Cuantas personas te han dicho: ¿para qué sigues ahí, si sabes que nunca lograras ganar nada? (ya sea, en un trabajo, en una relación, o mejor dicho en cualquier aspecto de la vida).
Incluso uno mismo se pregunta esto… imaginemos la vida y todo lo que en ella existe como si fuese una carrera… una lucha diaria. Ahora, ¿acaso no es más fácil darse por vencido después de caer? Después de un tropiezo, y cuando te encuentras cojeando, con las rodillas sangrando, sola y desanimada, ¿Qué es más fácil? Seguir o darse por vencido. ¿Para qué seguir en una carrera que tal parece que nunca iremos a ganar?
Yo, no estoy aquí para darme por vencida… día a día luchare contra viento y marea por lo que quiero.
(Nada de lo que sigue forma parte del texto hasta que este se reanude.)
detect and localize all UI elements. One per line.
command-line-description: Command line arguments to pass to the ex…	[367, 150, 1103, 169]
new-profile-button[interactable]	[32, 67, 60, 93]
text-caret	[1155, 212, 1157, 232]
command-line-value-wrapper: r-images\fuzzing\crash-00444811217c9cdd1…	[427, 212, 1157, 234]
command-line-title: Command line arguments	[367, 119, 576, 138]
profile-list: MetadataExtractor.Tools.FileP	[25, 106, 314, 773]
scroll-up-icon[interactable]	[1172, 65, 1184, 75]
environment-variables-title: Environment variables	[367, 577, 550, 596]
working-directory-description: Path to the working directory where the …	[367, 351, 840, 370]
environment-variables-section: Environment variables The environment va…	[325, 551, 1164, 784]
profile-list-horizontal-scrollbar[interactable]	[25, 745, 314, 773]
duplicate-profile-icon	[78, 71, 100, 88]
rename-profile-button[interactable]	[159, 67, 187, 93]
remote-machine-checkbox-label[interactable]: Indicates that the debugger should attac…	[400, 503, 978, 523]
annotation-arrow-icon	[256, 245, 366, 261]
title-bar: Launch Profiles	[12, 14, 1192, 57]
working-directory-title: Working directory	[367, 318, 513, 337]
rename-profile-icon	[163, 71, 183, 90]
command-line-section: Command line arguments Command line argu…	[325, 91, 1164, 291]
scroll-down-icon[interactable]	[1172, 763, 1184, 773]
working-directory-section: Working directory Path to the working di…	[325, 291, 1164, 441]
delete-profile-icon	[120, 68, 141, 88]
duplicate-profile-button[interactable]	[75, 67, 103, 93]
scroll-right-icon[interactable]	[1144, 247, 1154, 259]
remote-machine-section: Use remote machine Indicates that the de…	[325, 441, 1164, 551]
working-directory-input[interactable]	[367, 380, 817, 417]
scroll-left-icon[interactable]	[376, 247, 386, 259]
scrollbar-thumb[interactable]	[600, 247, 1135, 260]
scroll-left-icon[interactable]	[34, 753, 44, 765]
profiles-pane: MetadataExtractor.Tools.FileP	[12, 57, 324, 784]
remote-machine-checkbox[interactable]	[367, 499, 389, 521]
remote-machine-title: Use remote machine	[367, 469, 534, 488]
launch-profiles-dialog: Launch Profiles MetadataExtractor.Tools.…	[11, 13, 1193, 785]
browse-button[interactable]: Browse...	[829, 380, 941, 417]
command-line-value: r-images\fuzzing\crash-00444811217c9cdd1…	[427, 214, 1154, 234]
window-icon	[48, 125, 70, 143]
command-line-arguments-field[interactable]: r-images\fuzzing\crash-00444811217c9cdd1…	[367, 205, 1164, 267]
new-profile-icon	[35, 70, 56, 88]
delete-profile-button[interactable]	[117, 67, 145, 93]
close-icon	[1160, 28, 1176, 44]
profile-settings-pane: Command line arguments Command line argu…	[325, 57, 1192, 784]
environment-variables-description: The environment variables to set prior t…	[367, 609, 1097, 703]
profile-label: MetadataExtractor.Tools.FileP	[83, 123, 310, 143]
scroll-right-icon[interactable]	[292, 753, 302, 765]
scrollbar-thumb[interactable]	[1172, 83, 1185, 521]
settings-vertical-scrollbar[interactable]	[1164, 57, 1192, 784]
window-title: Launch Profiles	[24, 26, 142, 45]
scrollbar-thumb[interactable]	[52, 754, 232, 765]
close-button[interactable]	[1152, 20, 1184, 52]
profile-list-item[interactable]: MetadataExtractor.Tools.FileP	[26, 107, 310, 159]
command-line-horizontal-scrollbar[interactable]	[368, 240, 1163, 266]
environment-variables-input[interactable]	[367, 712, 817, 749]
Fijando mi meta en lo imposible… en todo lo que el mundo me dice que no puedo hacer. Dios hace de lo imposible, posible. No estoy aquí para darme por vencida… sino para terminar mi carrera. ¡Quizás no gane todo lo que me proponga pero sin duda alguna la termine… no me di por vencida. Luche, fracase, pero lo intente!
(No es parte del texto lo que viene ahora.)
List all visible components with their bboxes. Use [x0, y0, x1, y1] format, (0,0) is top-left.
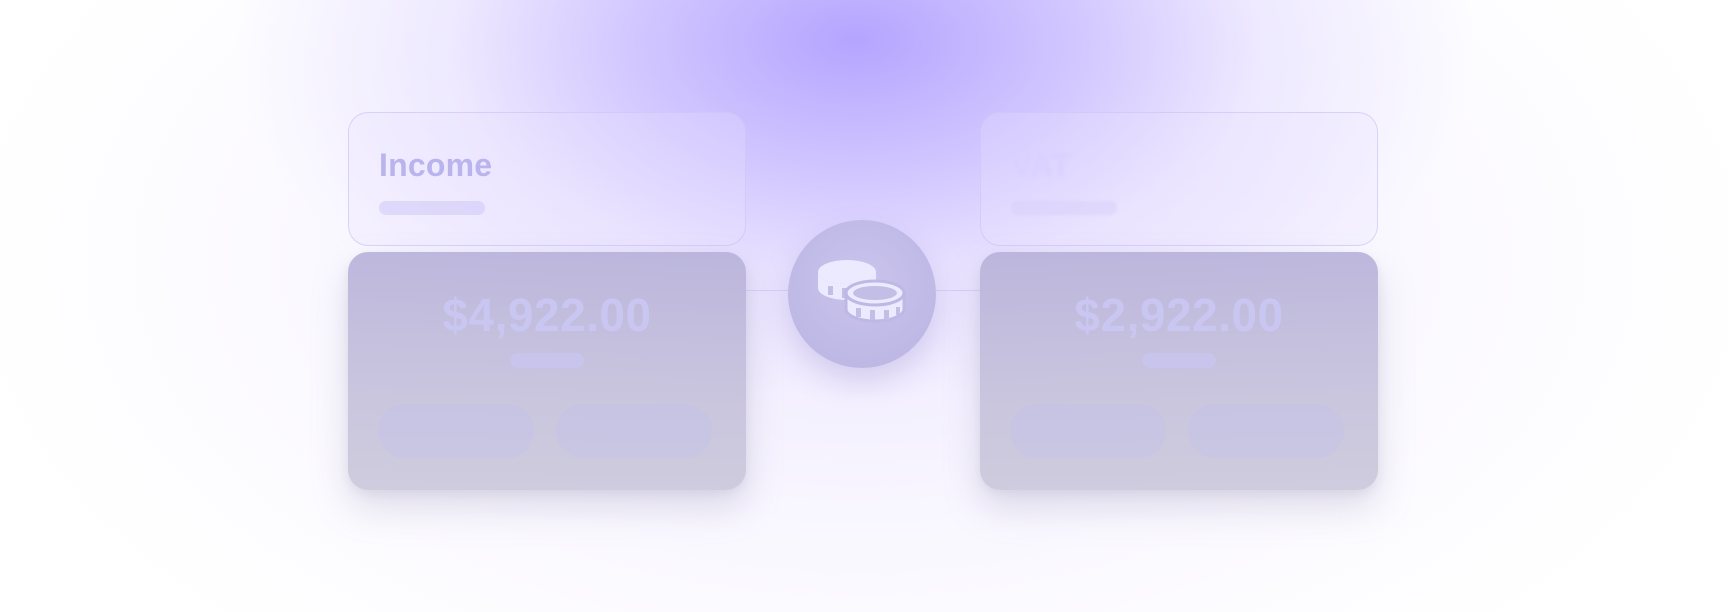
vat-skeleton-bar	[1011, 201, 1117, 215]
vat-title: VAT	[1011, 147, 1071, 183]
income-action-button-1[interactable]	[378, 404, 534, 458]
tax-visual: Income VAT $4,922.00 $2,922.00	[0, 0, 1728, 612]
connector-line-left	[746, 290, 788, 291]
vat-action-button-1[interactable]	[1010, 404, 1166, 458]
income-action-button-2[interactable]	[556, 404, 712, 458]
vat-amount: $2,922.00	[1074, 289, 1284, 341]
income-amount-pill	[510, 353, 584, 368]
vat-action-button-2[interactable]	[1188, 404, 1344, 458]
connector-line-right	[936, 290, 980, 291]
vat-amount-pill	[1142, 353, 1216, 368]
income-title: Income	[379, 147, 493, 183]
coins-icon	[818, 260, 906, 323]
income-amount: $4,922.00	[442, 289, 652, 341]
vat-label-card: VAT	[980, 112, 1378, 246]
vat-amount-card: $2,922.00	[980, 252, 1378, 490]
income-skeleton-bar	[379, 201, 485, 215]
income-label-card: Income	[348, 112, 746, 246]
center-coin-badge	[788, 220, 936, 368]
income-amount-card: $4,922.00	[348, 252, 746, 490]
¿y tú? Ya terminaste tu carrera? O como otros, te diste por vencido la primera vez que caíste.
No quisieras poder gritarle al mundo entero que dudo de ti… “Me caí, pero HOY estoy de pie! Y seguiré siempre adelante.”
Demuéstrale a los que dudaron de ti… que tomado de la mano de Dios… TODO es posible. No desmayes… no te des por vencido. Confía y vencerás!
Animo y adelante. Sigue adelante, constante… con la mirada fijada en la meta.